On July 17th, 1974, John walked off the mound in the top of the third inning in a game against Montreal. He was diagnosed with a ruptured medial collateral ligament (MCL) in his left elbow, an injury that previously spelled the end of a player’s career.
Two months later, Jobe performed his revolutionary procedure, saving the pitcher’s career. John went on to win 164 games after the surgery, never missing a start due to elbow problems. The procedure has since been performed on countless pitchers, changing the field of sports medicine forever.
Jobe impacted players of every level from high school to the major leagues.
"I was deeply saddened to learn of the loss of Dr. Frank Jobe, a great gentleman whose work in Baseball revolutionized sports medicine,” said Baseball Commissioner Allan “Bud” Selig. “Since 1974, his groundbreaking Tommy John surgery has revitalized countless careers, especially those of our pitchers. His wisdom elevated not only the Dodgers, the franchise he served proudly for a half-century, but all of our Clubs.
"Dr. Jobe's expertise, as well as his enthusiasm to mentor his peers, made the National Pastime stronger. On behalf of Major League Baseball, I extend my deepest condolences to Dr. Jobe's family, friends, Dodger colleagues and the many admirers of his pioneering spirit throughout our game."

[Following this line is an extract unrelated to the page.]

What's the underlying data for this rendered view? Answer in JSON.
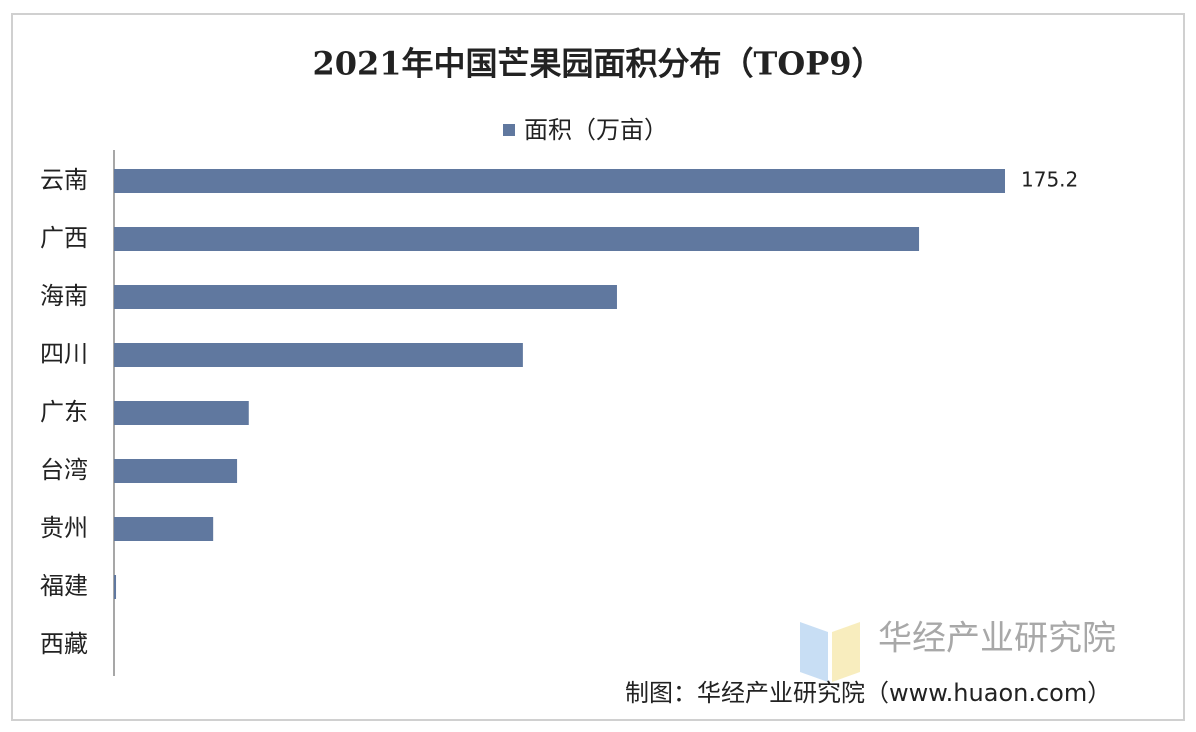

Jobe began his association with the Dodgers in 1964 and took over full-time care of the team in 1968. He was named Special Advisor to the Chairman of the Dodgers seven years ago.
“Frank Jobe is a Hall of Famer in every sense of the word,” said Dodger President Stan Kasten. “His dedication and professionalism in not only helping the Dodgers, but athletes around the world is unparalleled. He was a medical giant and pioneer and many athletes in the past and the future can always thank Frank for finding a way to continue their careers.”
Jobe, a native of Greensboro, NC, who studied at Loma Linda University, School of Medicine and did his residency at Los Angeles County Hospital, has often been mentioned as a candidate for enshrinement in the National Baseball Hall of Fame and Museum.
Awards and recognition were many for the surgeon. Jobe received the President’s Award at the Southern California Sports Broadcasters’ annual awards luncheon on Jan. 27, 2014. At their annual dinner in January 2012, Jobe was honored by the Professional Baseball Scouts Foundation with the Dave Winfield Humanitarian Award. Jobe was inducted by the Baseball Reliquary into the Shrine of the Eternals on July 20, 2012. He was also inducted into the PBATS (Professional Baseball Athletic Trainers Society) Hall of Fame in the spring of 2012.
Perhaps his greatest baseball honor came on July 27, 2013 in Cooperstown when he was recognized as part of the Hall of Fame awards presentation for his development of Tommy John surgery.
Jobe is survived by his wife, Beverly, four sons—Christopher, Meredith, Cameron and Blair—their spouses and eight grandchildren.